Songs don’t come much darker or more forbidding than On Christmas Day It Happened So which Tim learned from Fred Hamer’s book Garners Gay . Fred Hamer recorded it from the Gipsy singer May Bradley whose mother, Ester Smith, had sung for Ella Mary Leather and Vaughan Williams fifty years before and whose version of the song Mrs Bradley had remembered almost exactly. Its steely, utterly opaque and unforgiving vision of Christianity will leave many bewildered but it’s one which still obtains in surprising places.

Andy Turner sang On Christmas Day as the 13 December 2014 entry of his project A Folk Song a Week.

Diana Collier sang On Christmas Day It Happened So on her 2020 album Ode to Riddley Walker.

Lyrics

May Bradley sings On Christmas Day

On Christmas day it happened so,
Down in those meadows for to plough.
As he were ploughing all on so fast
Up came sweet Jesus hisself at last.

“Oh man, oh man, what makes thou plough
So hard upon our Lord’s birthday?”
The farmer answered him with great speed,
“For to plough this day I have got need.”

Now his arms did quaver through and through,
His arms did quaver, he could not plough.
For the ground did open and loose him in
Before he could repent of sin.

His wife and children’s out of place,
His beasts and cattle they’re almost lost.
His beasts and cattle they die away
For ploughing on old Christmas day.
Now his beasts and cattle they die away
For ploughing on our Lord’s birthday.

James Yorkston sings In Dessexshire As It Befell

On Christmas Day it happened so
Down in those meadows for to plough,
As he was ploughing all on so fast
Up came sweet Jesus himself at last.

“Oh man, oh man, what makes thou plough
So hard upon Our Lord’s birthday?”
The farmer answered him with great speed,
“For to plough this day I have got need.”

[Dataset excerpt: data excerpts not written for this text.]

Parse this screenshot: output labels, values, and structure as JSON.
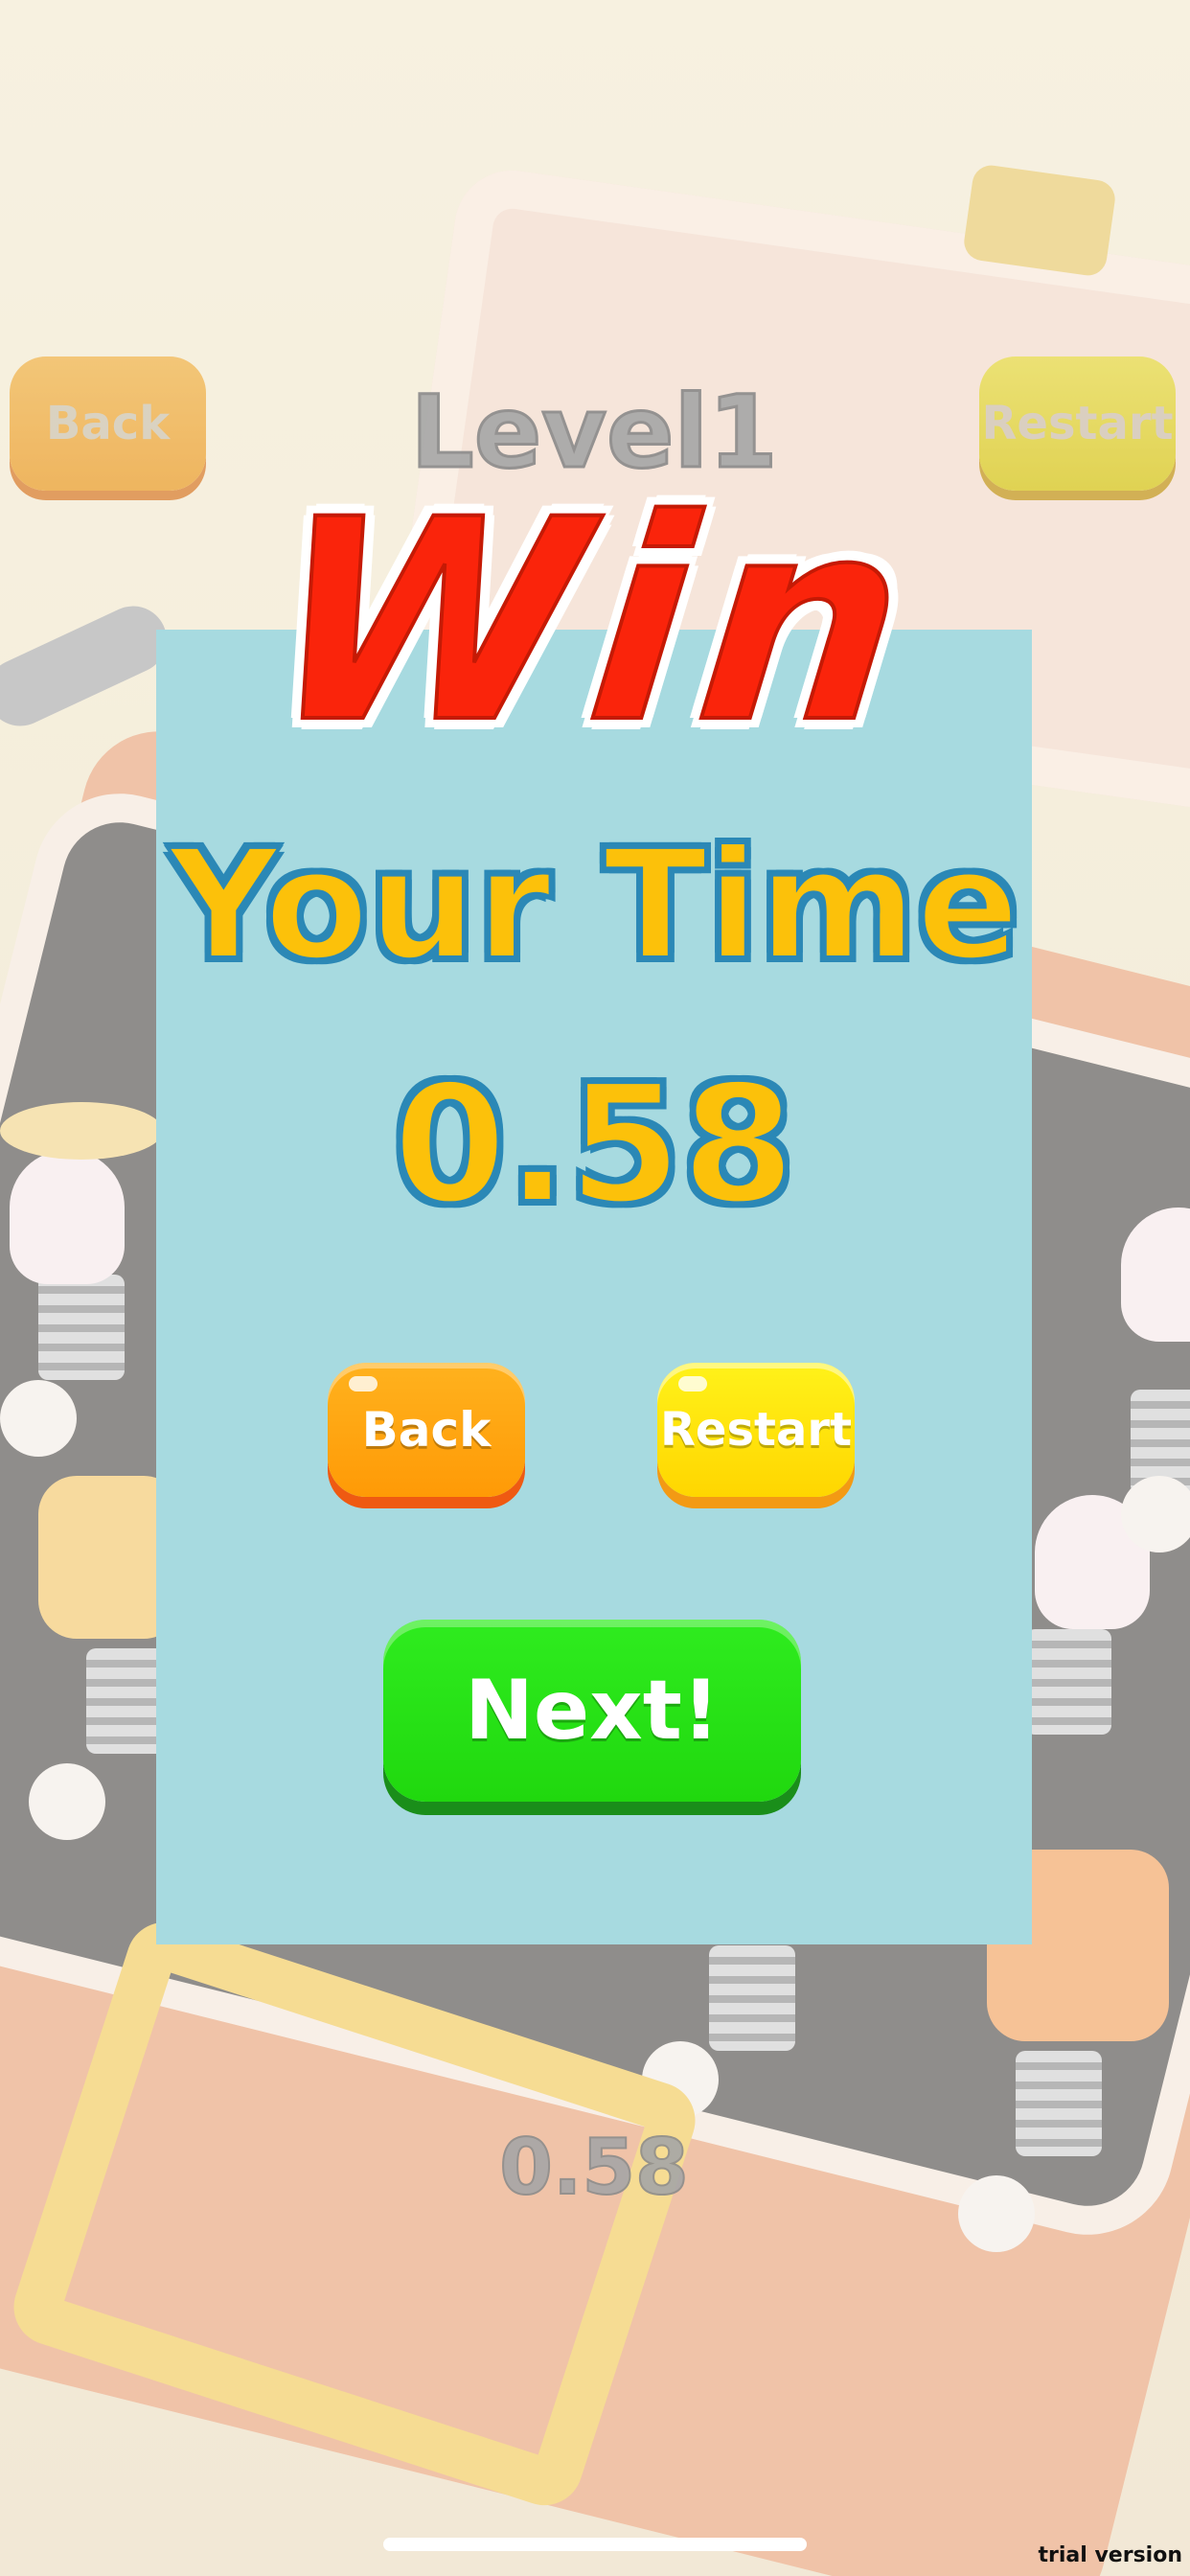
{
  "hud": {
    "back_label": "Back",
    "level_label": "Level1",
    "restart_label": "Restart"
  },
  "dialog": {
    "title": "Win",
    "time_label": "Your Time",
    "time_value": "0.58",
    "back_label": "Back",
    "restart_label": "Restart",
    "next_label": "Next!"
  },
  "footer": {
    "time_value": "0.58",
    "watermark": "trial version"
  },
  "colors": {
    "dialog_bg": "#a7dae0",
    "win_red": "#fa240b",
    "time_yellow": "#fcc10a",
    "outline_blue": "#2b88b6",
    "back_orange": "#ff9a06",
    "restart_yellow": "#ffd600",
    "next_green": "#20d80e"
  }
}
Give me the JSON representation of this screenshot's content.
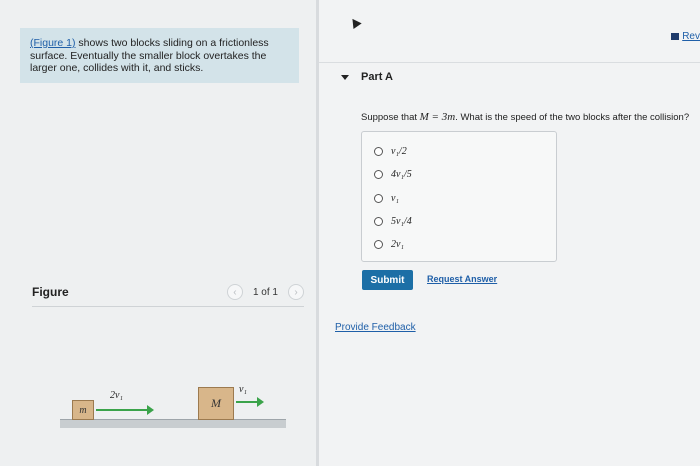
{
  "problem": {
    "link_text": "(Figure 1)",
    "statement": " shows two blocks sliding on a frictionless surface. Eventually the smaller block overtakes the larger one, collides with it, and sticks."
  },
  "figure_panel": {
    "label": "Figure",
    "pager_text": "1 of 1",
    "prev_icon": "chevron-left-icon",
    "next_icon": "chevron-right-icon",
    "small_block_label": "m",
    "large_block_label": "M",
    "small_velocity": "2v₁",
    "large_velocity": "v₁"
  },
  "header": {
    "review_label": "Rev",
    "review_icon": "review-icon"
  },
  "part": {
    "title": "Part A",
    "question_prefix": "Suppose that ",
    "question_math": "M = 3m",
    "question_suffix": ". What is the speed of the two blocks after the collision?"
  },
  "options": [
    {
      "label": "v₁/2"
    },
    {
      "label": "4v₁/5"
    },
    {
      "label": "v₁"
    },
    {
      "label": "5v₁/4"
    },
    {
      "label": "2v₁"
    }
  ],
  "actions": {
    "submit": "Submit",
    "request_answer": "Request Answer",
    "provide_feedback": "Provide Feedback"
  },
  "colors": {
    "accent": "#1c6fa6",
    "link": "#1f5fa8",
    "problem_bg": "#d3e3e9",
    "arrow": "#3aa34a",
    "block": "#d8b68a"
  }
}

His arms did quiver to and fro,
His arms did quiver, he could not plough.
The ground did open and loose him in
Before that he could repent of sin.

His wife and children’s out of place,
His beasts and cattle almost lost.
His beasts and cattle they die away
For the ploughing on the Lord’s birthdday.
His beasts and cattle they die away
For the breaking of Our Lord’s birthday.

Spiers & Boden sing On Christmas Day

On Christmas Day it happened so
Down in the meadows for to plough,
As we were a-ploughing on so fast
Up comes sweet Jesus himself at last.

“Oh man, oh man, what makes you plough
So hard upon the Lord’s birthday?”
The farmer he answered him with great speed,
“For to plough this day we have great need.”

His arms did quaver to and fro,
His arms did quaver, he could not plough.
The ground did open and let him in
Before that he could repent of sin.

His wife and children are out of place,
His beasts and cattle they die away.
His beasts and cattle they die away
For the breaking of Our Lord’s birthday.

Tim van Eyken sings On Christmas Day It Happened So

On Christmas Day it happened so
Down in the meadow for to plough,
As he was ploughing all on so fast
Up stepped sweet Jesus himself at last.

“Oh man, oh man, why do you plough
So hard upon Our Lord’s birthday?”
The farmer answered him with great speed,
“For to plough this day I have got need.”

His arms did quaver through and through,
His arms did quaver, he could not plough.
The ground did open and lose him in
Before he could repent of sin.

His wife and children’s out of place,
His beasts and cattle almost lost.
His beasts and cattle they die away
For ploughing on Old Christmas day.
His beasts and cattle they die away
For ploughing on Our Lord’s birthday.